From Registan by Joshua Foust A Pragmatic Extrapolation from Limited Data

Since 2006, that problem has only gotten worse. While Sherzad itself has a relatively high income (see page 3, pdf), Nangarhar as a whole has only become more violent in the years since Ms. Felbab-Brown wrote that op-ed. What we do know is the extremely erratic behavior of Nangarhar’s opium sector has contributed to economic instability in the province overall, and severe income swings (page 32, pdf). From the data on hand, it is likely that higher incomes—such as Sherzad District, where the Coalition just conducted a noteworthy eradication effort—correspond with opium production. According to the IMF, when Nangarhar province saw a huge drop in opium cultivation under Gul Agha Sherzai’s early tenure in 2005/6, province-wide GDP was about $1.3 billion (which was a big drop from the year before, when there was much more opium). The next year, 2006/7, when opium production spiked 285%, province-level GDP rose to $3.2 billion, only to fall the next year to $1.8 billion as the UNODC declared it poppy-free.

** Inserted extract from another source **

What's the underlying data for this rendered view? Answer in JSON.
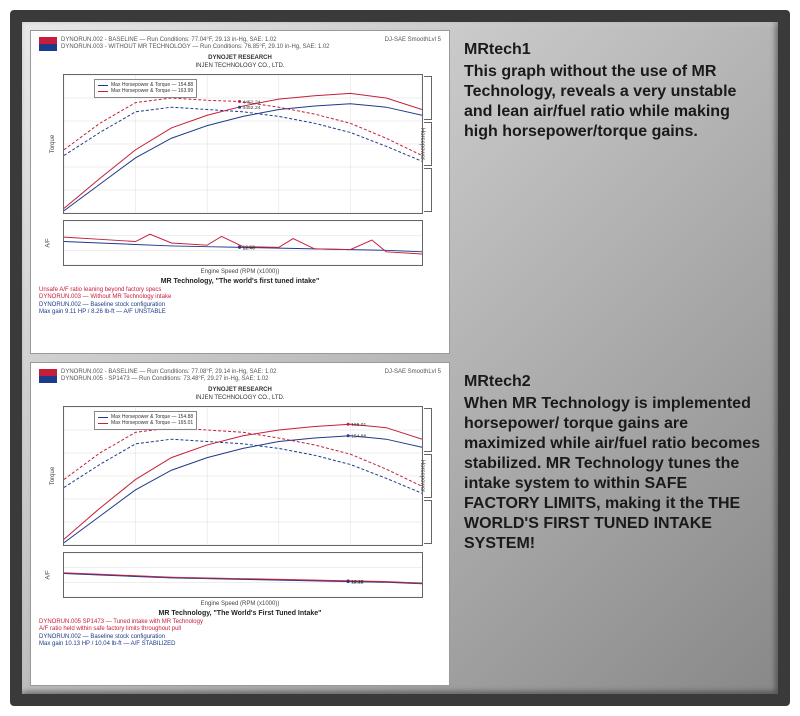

Now, none of this proves any sort of causation, and much of the analysis about current trends is based off that single data point at the start of this post. However, these are the limitations we must work with—there simply are not good, rigorous data sets about the opium market in Nangarhar. The tiny glimpses of it that we have, however, indicate that not only is Nangarhar not at all the model province some U.S. officials seem to want it to be, but that its governor, Gul Agha Sherzai, is far less effective and capable than people have given him credit for.